Source - Alliance News

Ryanair Holdings PLC on Monday said revenue grew in its financial third quarter, and pretax profit soared, helped by a strong close in festive period bookings.

The Dublin-based budget airline said pretax profit multiplied to €143.7 million in the three months to the end of December from €2.7 million a year before, as operating revenue rose by 9.7% to €2.96 billion from €2.70 billion.

The company said the quarterly results were boosted by strong bookings in Christmas and New Year, as well as by higher traffic. However, Ryanair said it continued to suffer from delays in the delivery of new aircraft by Boeing Co.

There were also easier prior year comparisons, as the 2023 festive period was hurt by the online travel agent boycott, which included Booking.com, Kiwi and Kayak.

In the nine months of the financial year so far, revenue grew 3.3% to €11.65 billion from €11.27 billion in the previous year, but pretax profit fell 10% to €2.22 billion from €2.46 billion, due to 8% lower air fares, the company said.

Ryanair declared an interim dividend of 22.3 euro cents per share, up 27% from 17.5 cents a year before and in line with its dividend policy.

The carrier said its load factor was unchanged at 92% during the third quarter and was steady in the year-to-date at 94%.

The number of customers increased by 8.5% in the third quarter, to 44.9 million from 41.4 million. In the full-year, customer numbers grew 9.2% to 160.2 million from 146.8 million.

Total operating expenses rose 7.7% in the third-quarter to €2.93 billion from €2.72 billion. They were up 8.2% in the year-to-date to €9.60 billion from €8.88 billion.

Higher staff and other costs, due in part to Boeing delivery delays, were partly offset by fuel hedge savings, the carrier said.

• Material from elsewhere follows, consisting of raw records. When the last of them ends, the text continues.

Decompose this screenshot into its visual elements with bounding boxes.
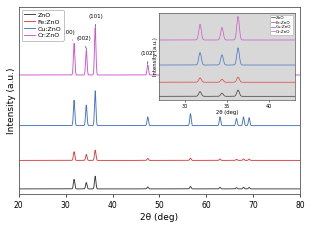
Cu:ZnO (298, 124, 302, 127)
Cr:ZnO (143, 74, 147, 76)
Cr:ZnO (84, 58, 87, 61)
Cu:ZnO (93, 90, 97, 92)
Text: (100): (100) (61, 30, 76, 40)
ZnO (84, 184, 87, 186)
Text: (101): (101) (89, 14, 104, 27)
Cu:ZnO (123, 124, 127, 127)
Cu:ZnO (17, 124, 21, 127)
ZnO (298, 188, 302, 190)
Cr:ZnO (17, 74, 21, 76)
Cr:ZnO (93, 26, 97, 29)
Fe:ZnO (85, 156, 89, 158)
Text: (112): (112) (234, 51, 249, 64)
Text: (102): (102) (140, 51, 155, 64)
X-axis label: 2θ (deg): 2θ (deg) (140, 213, 178, 222)
Cr:ZnO (82, 74, 86, 76)
Cr:ZnO (296, 74, 300, 76)
Fe:ZnO (93, 149, 97, 152)
Cr:ZnO (123, 74, 127, 76)
Cu:ZnO (143, 124, 147, 127)
Text: (201): (201) (242, 52, 257, 65)
Fe:ZnO (82, 159, 86, 162)
Line: Fe:ZnO: Fe:ZnO (19, 150, 300, 160)
Text: (110): (110) (179, 47, 194, 60)
Text: (200): (200) (225, 53, 240, 65)
Cu:ZnO (296, 124, 300, 127)
ZnO (296, 188, 300, 190)
ZnO (85, 184, 89, 187)
Fe:ZnO (84, 155, 87, 158)
Cu:ZnO (85, 113, 89, 116)
Fe:ZnO (296, 159, 300, 162)
Line: Cu:ZnO: Cu:ZnO (19, 91, 300, 125)
ZnO (93, 175, 97, 178)
Line: Cr:ZnO: Cr:ZnO (19, 27, 300, 75)
Text: (002): (002) (76, 36, 91, 49)
Cr:ZnO (85, 60, 89, 62)
ZnO (82, 188, 86, 190)
Fe:ZnO (17, 159, 21, 162)
Cu:ZnO (82, 124, 86, 127)
ZnO (17, 188, 21, 190)
Cu:ZnO (84, 112, 87, 114)
Fe:ZnO (123, 159, 127, 162)
ZnO (143, 188, 147, 190)
Fe:ZnO (298, 159, 302, 162)
Cr:ZnO (298, 74, 302, 76)
Y-axis label: Intensity (a.u.): Intensity (a.u.) (7, 67, 16, 134)
Legend: ZnO, Fe:ZnO, Cu:ZnO, Cr:ZnO: ZnO, Fe:ZnO, Cu:ZnO, Cr:ZnO (22, 10, 64, 41)
Text: (103): (103) (209, 51, 224, 64)
Line: ZnO: ZnO (19, 176, 300, 189)
ZnO (123, 188, 127, 190)
Fe:ZnO (143, 159, 147, 162)
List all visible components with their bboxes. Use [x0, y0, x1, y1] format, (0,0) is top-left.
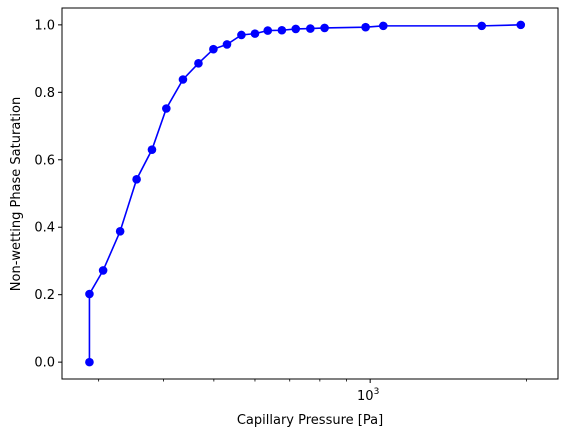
data-point [516, 20, 526, 30]
series-line [88, 24, 521, 363]
data-point [98, 266, 108, 275]
data-point [85, 357, 94, 367]
data-point [194, 59, 203, 68]
data-point [222, 40, 232, 49]
y-tick-label: 0.0 [34, 356, 55, 371]
series-layer [85, 20, 526, 367]
y-tick-label: 0.2 [34, 288, 55, 303]
data-point [320, 23, 329, 33]
data-point [115, 226, 125, 236]
data-point [291, 24, 301, 34]
data-point [178, 75, 188, 84]
y-axis-label: Non-wetting Phase Saturation [9, 97, 24, 291]
data-point [361, 22, 370, 32]
y-axis-ticks: 0.0 0.2 0.4 0.6 0.8 1.0 [34, 18, 62, 371]
data-point [263, 26, 273, 35]
y-tick-label: 0.4 [34, 221, 55, 236]
data-point [147, 145, 157, 154]
axes-frame [61, 7, 559, 380]
data-point [132, 175, 141, 184]
data-point [379, 21, 388, 31]
y-tick-label: 0.8 [34, 86, 55, 101]
data-point [85, 289, 94, 299]
data-point [162, 104, 171, 113]
x-tick-label: 103 [357, 387, 379, 404]
x-axis-ticks: 103 [98, 379, 527, 404]
x-axis-label: Capillary Pressure [Pa] [237, 413, 383, 428]
y-tick-label: 1.0 [34, 18, 55, 33]
data-point [277, 25, 287, 35]
y-tick-label: 0.6 [34, 153, 55, 168]
data-point [477, 21, 487, 31]
data-point [306, 24, 315, 33]
data-point [209, 44, 218, 54]
data-point [250, 29, 260, 38]
plot-area [62, 8, 558, 379]
data-point [237, 30, 246, 40]
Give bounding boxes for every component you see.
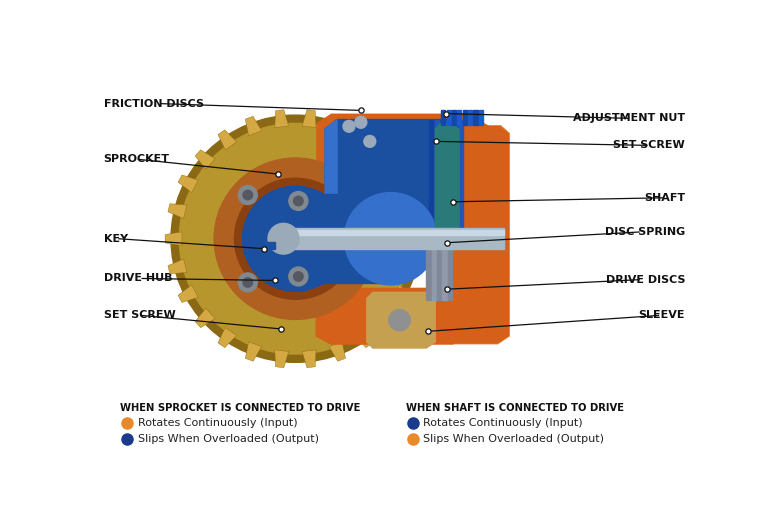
Ellipse shape xyxy=(289,191,308,211)
Polygon shape xyxy=(447,125,510,344)
Ellipse shape xyxy=(234,178,356,299)
Polygon shape xyxy=(354,328,372,348)
Text: SET SCREW: SET SCREW xyxy=(104,311,175,320)
Text: SHAFT: SHAFT xyxy=(644,193,685,203)
Ellipse shape xyxy=(268,223,299,254)
FancyBboxPatch shape xyxy=(283,229,504,249)
FancyBboxPatch shape xyxy=(459,120,463,230)
Text: DRIVE HUB: DRIVE HUB xyxy=(104,273,172,283)
FancyBboxPatch shape xyxy=(441,109,445,125)
Polygon shape xyxy=(245,342,262,361)
Polygon shape xyxy=(168,204,187,218)
Ellipse shape xyxy=(214,158,376,319)
Polygon shape xyxy=(195,308,215,328)
Polygon shape xyxy=(354,130,372,150)
FancyBboxPatch shape xyxy=(468,109,472,125)
FancyBboxPatch shape xyxy=(448,239,452,300)
Text: FRICTION DISCS: FRICTION DISCS xyxy=(104,99,204,109)
Polygon shape xyxy=(178,175,198,192)
Text: ADJUSTMENT NUT: ADJUSTMENT NUT xyxy=(573,114,685,123)
Ellipse shape xyxy=(289,267,308,286)
Polygon shape xyxy=(376,308,396,328)
Polygon shape xyxy=(329,342,346,361)
Text: Rotates Continuously (Input): Rotates Continuously (Input) xyxy=(423,418,583,428)
Ellipse shape xyxy=(355,117,367,128)
Ellipse shape xyxy=(364,136,376,147)
FancyBboxPatch shape xyxy=(441,120,445,230)
FancyBboxPatch shape xyxy=(435,120,439,230)
Polygon shape xyxy=(367,293,435,348)
Polygon shape xyxy=(245,116,262,136)
Text: SET SCREW: SET SCREW xyxy=(614,140,685,150)
FancyBboxPatch shape xyxy=(447,120,452,230)
FancyBboxPatch shape xyxy=(446,109,451,125)
FancyBboxPatch shape xyxy=(457,109,462,125)
FancyBboxPatch shape xyxy=(453,120,457,230)
Ellipse shape xyxy=(389,310,410,331)
Ellipse shape xyxy=(238,273,257,292)
Ellipse shape xyxy=(293,272,303,281)
Polygon shape xyxy=(392,285,412,302)
Polygon shape xyxy=(218,328,237,348)
FancyBboxPatch shape xyxy=(462,109,467,125)
Text: WHEN SHAFT IS CONNECTED TO DRIVE: WHEN SHAFT IS CONNECTED TO DRIVE xyxy=(406,402,624,413)
Polygon shape xyxy=(218,130,237,150)
Polygon shape xyxy=(376,150,396,169)
Ellipse shape xyxy=(171,115,420,362)
Polygon shape xyxy=(250,241,275,249)
Polygon shape xyxy=(329,116,346,136)
Polygon shape xyxy=(178,285,198,302)
Text: WHEN SPROCKET IS CONNECTED TO DRIVE: WHEN SPROCKET IS CONNECTED TO DRIVE xyxy=(120,402,360,413)
FancyBboxPatch shape xyxy=(473,109,478,125)
Polygon shape xyxy=(195,150,215,169)
FancyBboxPatch shape xyxy=(426,239,431,300)
FancyBboxPatch shape xyxy=(452,109,456,125)
Polygon shape xyxy=(168,259,187,273)
Text: DRIVE DISCS: DRIVE DISCS xyxy=(606,275,685,285)
Text: Slips When Overloaded (Output): Slips When Overloaded (Output) xyxy=(137,433,319,444)
Ellipse shape xyxy=(293,196,303,206)
Polygon shape xyxy=(392,175,412,192)
Polygon shape xyxy=(275,110,289,127)
Text: DISC SPRING: DISC SPRING xyxy=(605,227,685,237)
Polygon shape xyxy=(325,120,337,235)
Text: Slips When Overloaded (Output): Slips When Overloaded (Output) xyxy=(423,433,604,444)
FancyBboxPatch shape xyxy=(442,239,446,300)
Polygon shape xyxy=(325,120,462,235)
Polygon shape xyxy=(302,350,316,368)
Polygon shape xyxy=(409,232,425,246)
FancyBboxPatch shape xyxy=(429,120,433,230)
FancyBboxPatch shape xyxy=(432,239,436,300)
FancyBboxPatch shape xyxy=(437,239,441,300)
Ellipse shape xyxy=(243,190,253,200)
Text: SLEEVE: SLEEVE xyxy=(639,311,685,320)
Polygon shape xyxy=(435,123,459,234)
Ellipse shape xyxy=(243,186,348,291)
Polygon shape xyxy=(404,259,423,273)
FancyBboxPatch shape xyxy=(296,194,391,283)
Polygon shape xyxy=(302,110,316,127)
FancyBboxPatch shape xyxy=(283,231,504,235)
Polygon shape xyxy=(316,288,453,344)
Polygon shape xyxy=(275,350,289,368)
Text: Rotates Continuously (Input): Rotates Continuously (Input) xyxy=(137,418,297,428)
Ellipse shape xyxy=(344,192,437,285)
Polygon shape xyxy=(316,114,489,233)
Ellipse shape xyxy=(238,186,257,204)
Ellipse shape xyxy=(343,120,355,132)
FancyBboxPatch shape xyxy=(478,109,483,125)
Text: SPROCKET: SPROCKET xyxy=(104,154,170,164)
Ellipse shape xyxy=(243,278,253,287)
Polygon shape xyxy=(165,232,182,246)
Polygon shape xyxy=(404,204,423,218)
Text: KEY: KEY xyxy=(104,234,127,244)
Ellipse shape xyxy=(180,123,412,354)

Ryanair no longer expects Boeing to deliver sufficient aircraft to facilitate traffic growth to 210 million passengers in financial year 2026. Consequently, it has revised its financial 2026 traffic target to 206 million.

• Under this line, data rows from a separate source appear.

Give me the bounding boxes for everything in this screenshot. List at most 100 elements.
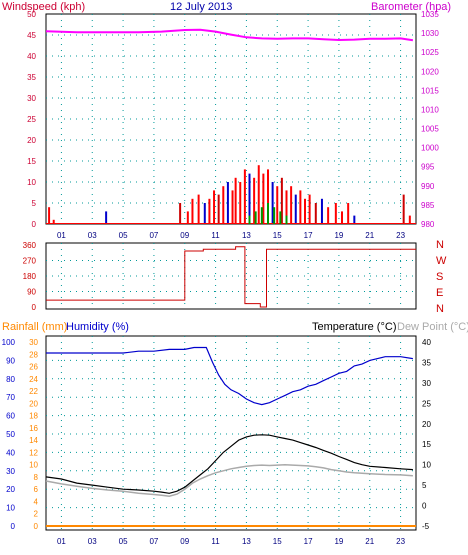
rainfall-tick: 12 bbox=[29, 448, 38, 457]
direction-line bbox=[46, 246, 416, 308]
barometer-tick: 1030 bbox=[421, 29, 439, 38]
temperature-tick: 35 bbox=[422, 358, 431, 367]
hour-tick: 01 bbox=[57, 537, 66, 546]
humidity-axis: 0 10 20 30 40 50 60 70 80 90 100 bbox=[2, 338, 16, 531]
rainfall-tick: 6 bbox=[34, 485, 39, 494]
direction-tick: 90 bbox=[27, 288, 36, 297]
barometer-tick: 980 bbox=[421, 220, 435, 229]
rainfall-tick: 30 bbox=[29, 338, 38, 347]
windspeed-tick: 5 bbox=[32, 199, 37, 208]
humidity-tick: 90 bbox=[6, 356, 15, 365]
temperature-tick: 25 bbox=[422, 399, 431, 408]
direction-tick: 360 bbox=[23, 241, 37, 250]
barometer-axis: 980 985 990 995 1000 1005 1010 1015 1020 1025 1030… bbox=[421, 10, 439, 229]
rainfall-title: Rainfall (mm) bbox=[2, 321, 67, 333]
direction-panel bbox=[45, 242, 417, 310]
humidity-x-ticks: 01 03 05 07 09 11 13 15 17 19 21 23 bbox=[57, 537, 406, 546]
rainfall-tick: 4 bbox=[34, 497, 39, 506]
direction-tick: 180 bbox=[23, 272, 37, 281]
hour-tick: 01 bbox=[57, 231, 66, 240]
dewpoint-line bbox=[45, 463, 413, 497]
hour-tick: 07 bbox=[149, 231, 158, 240]
rainfall-tick: 14 bbox=[29, 436, 38, 445]
humidity-tick: 70 bbox=[6, 393, 15, 402]
direction-axis: 0 90 180 270 360 bbox=[23, 241, 37, 312]
windspeed-axis: 0 5 10 15 20 25 30 35 40 45 50 bbox=[27, 10, 36, 229]
windspeed-tick: 0 bbox=[32, 220, 37, 229]
temperature-line bbox=[45, 434, 413, 494]
rainfall-tick: 26 bbox=[29, 363, 38, 372]
barometer-tick: 1010 bbox=[421, 105, 439, 114]
temperature-tick: 10 bbox=[422, 461, 431, 470]
date-title: 12 July 2013 bbox=[170, 1, 232, 13]
rainfall-tick: 2 bbox=[34, 510, 39, 519]
humidity-tick: 30 bbox=[6, 467, 15, 476]
windspeed-tick: 10 bbox=[27, 178, 36, 187]
rainfall-tick: 22 bbox=[29, 387, 38, 396]
direction-tick: 0 bbox=[32, 303, 37, 312]
wind-baro-panel bbox=[45, 13, 417, 225]
humidity-title: Humidity (%) bbox=[66, 321, 129, 333]
rainfall-tick: 18 bbox=[29, 412, 38, 421]
barometer-line bbox=[45, 28, 414, 42]
barometer-tick: 1000 bbox=[421, 144, 439, 153]
hour-tick: 19 bbox=[334, 231, 343, 240]
hour-tick: 21 bbox=[365, 537, 374, 546]
rainfall-tick: 28 bbox=[29, 350, 38, 359]
barometer-title: Barometer (hpa) bbox=[371, 1, 451, 13]
barometer-tick: 1035 bbox=[421, 10, 439, 19]
hour-tick: 21 bbox=[365, 231, 374, 240]
compass-letter: W bbox=[436, 255, 447, 267]
temperature-tick: 5 bbox=[422, 481, 427, 490]
hour-tick: 09 bbox=[180, 537, 189, 546]
barometer-tick: 1025 bbox=[421, 48, 439, 57]
humidity-tick: 0 bbox=[11, 522, 16, 531]
compass-letter: E bbox=[436, 287, 443, 299]
rainfall-tick: 20 bbox=[29, 399, 38, 408]
barometer-tick: 1005 bbox=[421, 125, 439, 134]
windspeed-tick: 15 bbox=[27, 157, 36, 166]
hour-tick: 15 bbox=[273, 231, 282, 240]
rainfall-tick: 24 bbox=[29, 375, 38, 384]
barometer-tick: 995 bbox=[421, 163, 435, 172]
barometer-tick: 985 bbox=[421, 201, 435, 210]
barometer-tick: 1015 bbox=[421, 86, 439, 95]
temperature-tick: 0 bbox=[422, 502, 427, 511]
rainfall-tick: 0 bbox=[34, 522, 39, 531]
humidity-tick: 100 bbox=[2, 338, 16, 347]
wind-x-ticks: 01 03 05 07 09 11 13 15 17 19 21 23 bbox=[57, 231, 406, 240]
windspeed-tick: 20 bbox=[27, 136, 36, 145]
temperature-tick: 30 bbox=[422, 379, 431, 388]
humidity-tick: 80 bbox=[6, 375, 15, 384]
temperature-tick: 15 bbox=[422, 440, 431, 449]
temperature-axis: -5 0 5 10 15 20 25 30 35 40 bbox=[422, 338, 431, 531]
humidity-tick: 20 bbox=[6, 485, 15, 494]
windspeed-tick: 30 bbox=[27, 94, 36, 103]
windspeed-tick: 25 bbox=[27, 115, 36, 124]
humidity-temp-panel bbox=[45, 335, 417, 531]
windspeed-tick: 45 bbox=[27, 31, 36, 40]
temperature-tick: -5 bbox=[422, 522, 430, 531]
hour-tick: 13 bbox=[242, 231, 251, 240]
hour-tick: 15 bbox=[273, 537, 282, 546]
hour-tick: 13 bbox=[242, 537, 251, 546]
compass-letter: S bbox=[436, 271, 443, 283]
rainfall-tick: 16 bbox=[29, 424, 38, 433]
windspeed-tick: 40 bbox=[27, 52, 36, 61]
humidity-temp-grid bbox=[46, 336, 416, 530]
hour-tick: 05 bbox=[119, 537, 128, 546]
temperature-tick: 40 bbox=[422, 338, 431, 347]
hour-tick: 03 bbox=[88, 231, 97, 240]
rainfall-tick: 10 bbox=[29, 461, 38, 470]
direction-tick: 270 bbox=[23, 257, 37, 266]
hour-tick: 17 bbox=[304, 231, 313, 240]
humidity-tick: 10 bbox=[6, 504, 15, 513]
hour-tick: 11 bbox=[211, 537, 220, 546]
temperature-title: Temperature (°C) bbox=[312, 321, 396, 333]
humidity-tick: 40 bbox=[6, 448, 15, 457]
windspeed-series bbox=[46, 165, 416, 224]
dewpoint-title: Dew Point (°C) bbox=[397, 321, 468, 333]
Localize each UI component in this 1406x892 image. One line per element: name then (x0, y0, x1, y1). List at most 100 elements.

It expects European short-haul capacity to remain constrained in 2025 as both original equipment manufactures, Boeing and Airbus SE, ‘struggle with delivery backlogs’. It also sees impacts from engine repairs and further EU airline consolidation.

Chief Executive Officer Michael O’Leary said: ‘These capacity constraints, combined with our significant cost advantage, strong balance sheet, low-cost aircraft orders and industry leading operational resilience will, we believe, facilitate Ryanair’s low-fare profitable growth to 300m passengers over the next decade.’

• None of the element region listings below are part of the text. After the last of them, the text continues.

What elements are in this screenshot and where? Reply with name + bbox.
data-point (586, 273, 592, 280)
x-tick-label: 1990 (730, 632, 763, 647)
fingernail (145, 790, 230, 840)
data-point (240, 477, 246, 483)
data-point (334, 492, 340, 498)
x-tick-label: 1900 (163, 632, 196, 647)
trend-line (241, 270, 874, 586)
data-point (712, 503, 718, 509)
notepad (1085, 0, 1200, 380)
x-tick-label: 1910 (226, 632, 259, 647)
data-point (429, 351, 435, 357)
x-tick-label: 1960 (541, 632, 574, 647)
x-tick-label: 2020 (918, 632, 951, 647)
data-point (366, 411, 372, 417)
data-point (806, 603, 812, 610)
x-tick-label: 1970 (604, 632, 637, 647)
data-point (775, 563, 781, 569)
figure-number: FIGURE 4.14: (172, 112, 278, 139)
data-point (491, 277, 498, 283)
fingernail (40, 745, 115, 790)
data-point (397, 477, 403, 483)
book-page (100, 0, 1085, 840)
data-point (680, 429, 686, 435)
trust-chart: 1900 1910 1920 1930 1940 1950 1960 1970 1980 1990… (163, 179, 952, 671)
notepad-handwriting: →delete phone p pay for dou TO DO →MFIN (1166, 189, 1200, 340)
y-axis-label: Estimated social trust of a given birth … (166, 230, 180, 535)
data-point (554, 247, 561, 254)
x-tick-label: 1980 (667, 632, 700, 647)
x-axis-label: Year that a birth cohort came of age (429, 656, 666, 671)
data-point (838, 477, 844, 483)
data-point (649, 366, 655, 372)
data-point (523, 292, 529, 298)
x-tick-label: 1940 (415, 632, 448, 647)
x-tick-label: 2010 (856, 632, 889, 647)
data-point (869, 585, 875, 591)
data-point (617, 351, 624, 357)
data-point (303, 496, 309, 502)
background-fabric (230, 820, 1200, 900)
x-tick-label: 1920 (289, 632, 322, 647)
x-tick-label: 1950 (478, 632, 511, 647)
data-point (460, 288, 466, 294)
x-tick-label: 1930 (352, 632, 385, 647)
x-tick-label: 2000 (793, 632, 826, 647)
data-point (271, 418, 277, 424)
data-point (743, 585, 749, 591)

Ryanair said it expects traffic to reach almost 200 million in the 2025 financial year, subject to no further negative news on Boeing delivery delays.

‘While Q3 fares were marginally stronger than the prior year (which was impacted by the OTA boycott in late November 2023), this year’s Q4 will not benefit from last year’s early Easter, which makes our Q4 prior year comparison very challenging,’ O’Leary said.

Ryanair said it is ‘cautiously’ guiding profit after tax between €1.55 billion to €1.61 billion in the 2025 financial year. Profit after tax multiplied to €149 million from €15 million in the third-quarter but was down 11% to €1.94 billion from €2.19 billion in the year-to-date. The company reported €1.92 billion profit after tax in financial 2024.

‘The final FY25 profit after tax outcome remains subject to avoiding adverse external developments between now and the end of March, including the risk of conflicts in Ukraine and the Middle Easter, further Boeing delivery delays and [air traffic control] mismanagement/short-staffing here in Europe,’ O’Leary said.

Ryanair shares were down 2.9% to €19.22 in Frankfurt early Monday.